As frustrating as it is, all of these challenging behaviors and difficult emotions are opportunities to bond and strengthen your relationship with your child. John Gottman, one of the best known family therapists, has outlined a technique called "Emotion Coaching and Problem Solving" for helping parents to learn how to teach and coach their children through difficult emotions and challenging behavior. You can read more about it in Gottman's book, "Raising an Emotionally Intelligent Child."
- The first step is to be aware of your child's emotions.
- The second step is to recognize that when your child is experiencing difficult emotions (which often leads to impulsive behavior), that is an opportunity for you to bond with your child.
- Third, tune in to what your child is communicating (verbally or non-verbally). Listen with empathy and validate how the child is feeling. Feelings are never wrong - they just are. Feelings are not the same as behaving though.
- Fourth, help your child to learn to identify their feelings and the words for them, and to be able to express their feelings with words.

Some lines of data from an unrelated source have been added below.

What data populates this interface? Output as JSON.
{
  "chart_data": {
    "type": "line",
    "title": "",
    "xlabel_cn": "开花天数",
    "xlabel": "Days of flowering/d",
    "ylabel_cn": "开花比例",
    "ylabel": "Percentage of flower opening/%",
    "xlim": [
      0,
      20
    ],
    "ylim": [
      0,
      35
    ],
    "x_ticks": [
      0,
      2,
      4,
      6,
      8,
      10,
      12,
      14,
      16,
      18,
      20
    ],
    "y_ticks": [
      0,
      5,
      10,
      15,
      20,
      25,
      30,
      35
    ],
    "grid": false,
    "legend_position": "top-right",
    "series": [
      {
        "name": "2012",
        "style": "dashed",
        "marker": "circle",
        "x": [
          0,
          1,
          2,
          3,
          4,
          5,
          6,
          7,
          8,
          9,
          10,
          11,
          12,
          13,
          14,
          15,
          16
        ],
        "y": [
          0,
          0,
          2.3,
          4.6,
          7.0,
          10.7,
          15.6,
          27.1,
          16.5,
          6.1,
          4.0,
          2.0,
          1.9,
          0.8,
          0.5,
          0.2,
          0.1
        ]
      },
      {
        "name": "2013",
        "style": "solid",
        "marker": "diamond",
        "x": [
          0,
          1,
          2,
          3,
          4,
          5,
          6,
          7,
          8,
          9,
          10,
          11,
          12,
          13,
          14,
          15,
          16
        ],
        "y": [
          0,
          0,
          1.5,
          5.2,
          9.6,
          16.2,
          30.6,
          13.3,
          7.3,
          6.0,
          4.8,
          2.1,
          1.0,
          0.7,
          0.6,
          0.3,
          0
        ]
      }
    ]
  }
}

I realize that this may sound like reasoning. The difference is that reasoning expects your child to recognize the logic in what you are saying to her, while emotion coaching is about you listening to your child and helping her to feel heard and to communicate better. The focus is on what your child cares about the most right then in that moment, and that is something that she will be motivated to connect with.
The final step in emotion coaching is problem solving. Sometimes you won't even need this step once your child feels understood and can say how she feels with words. When you do need a problem solving step, the way that it works is to guide your child to find a solution, while teaching limits and exploring the consequences or "what ifs." As much as she is able to, ask your child what needs to be done. Ask her what will happen if you do what she is proposing, and help her to shape that into a reasonable and appropriate solution.
For example, if she ran into the street, of course you are going to stop her and make sure that she is safe. You will probably be scared and mad and upset because she could have gotten hurt. Recognize your own emotions and what you need to do to regulate your emotions. And then see if you can understand what your child is feeling. Be curious about why she did that. Was she frustrated because she wanted to go play in the park and you told her no? Recognize that this is an opportunity to understand each other and bond together. Validate her frustration (even if she can't go play in the park right now, she can still be frustrated). Help her to name that feeling. Explain that she can't go play in the park and she has to stay with you and out of the street. Ask her what she thinks would help her to stay safe and out of the street and also help her to feel better. Explore those ideas and come up with a plan together based on her own suggestions.